STUART VARNEY (CO-HOST): Justin, am I right that the -- what's fueling criticism of capitalism and the move towards socialism is, A, income inequality and B, climate change? Is that the root cause of it all?
JUSTIN HASKINS (HEARTLAND INSTITUTE): I actually think that the root cause of it all is the indoctrination factories that have become the American education system. I think that our children are woefully uneducated when it comes to the history of socialism, and I believe -- and capitalism, frankly, and I believe that over the past 30, 40, 50 years, really going back to the 1960s, kids have been taught a completely distorted view of what's been going on in history. They have not been told the truth about the power of capitalism and how capitalism has improved life for more people than any other economic system that's ever existed in the history of humankind. 100 years ago, people were still using outhouses to go to the bathroom and now, the lowest income Americans walk around with supercomputers in their back pockets. This is the result of entrepreneurship and free enterprise, not government control and mandates.
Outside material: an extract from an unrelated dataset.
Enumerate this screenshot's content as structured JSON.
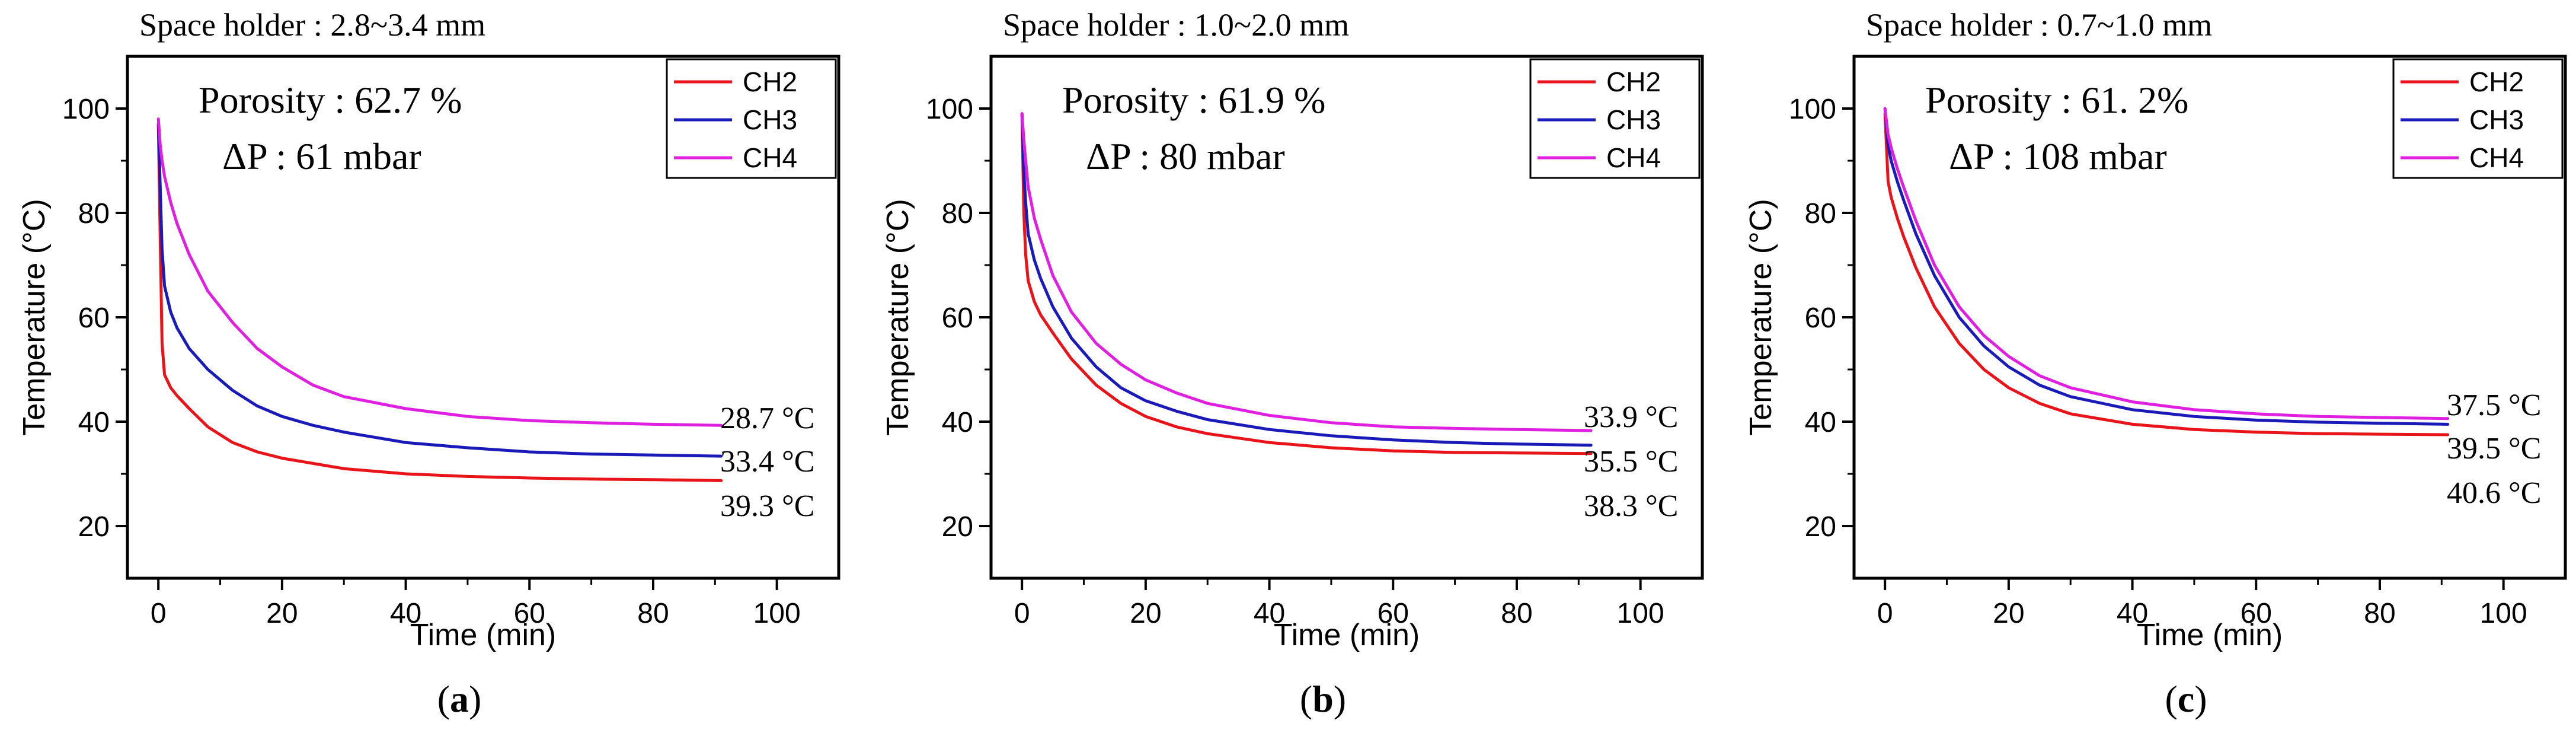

VARNEY: When a leftist comes at you and says wait a minute, income inequality is absolutely extreme, isn't it? Some people would say that it is. What's your answer to that?
HASKINS: My answer to that is frankly, I don't care. Income inequality is meaningless to me. What I care about is seeing the quality of life for people improve. That's what matters. The gap between the rich and poor is irrelevant if the poor -- if the life -- the quality of life for the poor is increasingly getting better and that is exactly what's happened. The poorest one-fifth of Americans live better than many of the upper middle class and even wealthy in many continents on this planet. That's because of our -- America's history of embracing individual liberty and free markets.
VARNEY: OK, let me come at you with this one. Supposing an environmentalist comes at you and says we're trashing the planet and capitalism is to blame. What's your answer to that?
HASKINS: I would argue that I see no evidence whatsoever that capitalism is causing the planet to go through any kind of a [sic] environmental crisis. Usually this has to do with climate change, the argument being that capitalism is causing us to go through some sort of man-caused climate change catastrophe that's going to occur 80 years into the future. Frankly, I just don't see the evidence that that's happening. We're seeing a greening of the planet. We're seeing the quality of life is better than ever. Crop yields are up. Life is better now than it was 20 or 30 years ago and I don't see any evidence that modest warming is creating any sort of a climate catastrophe.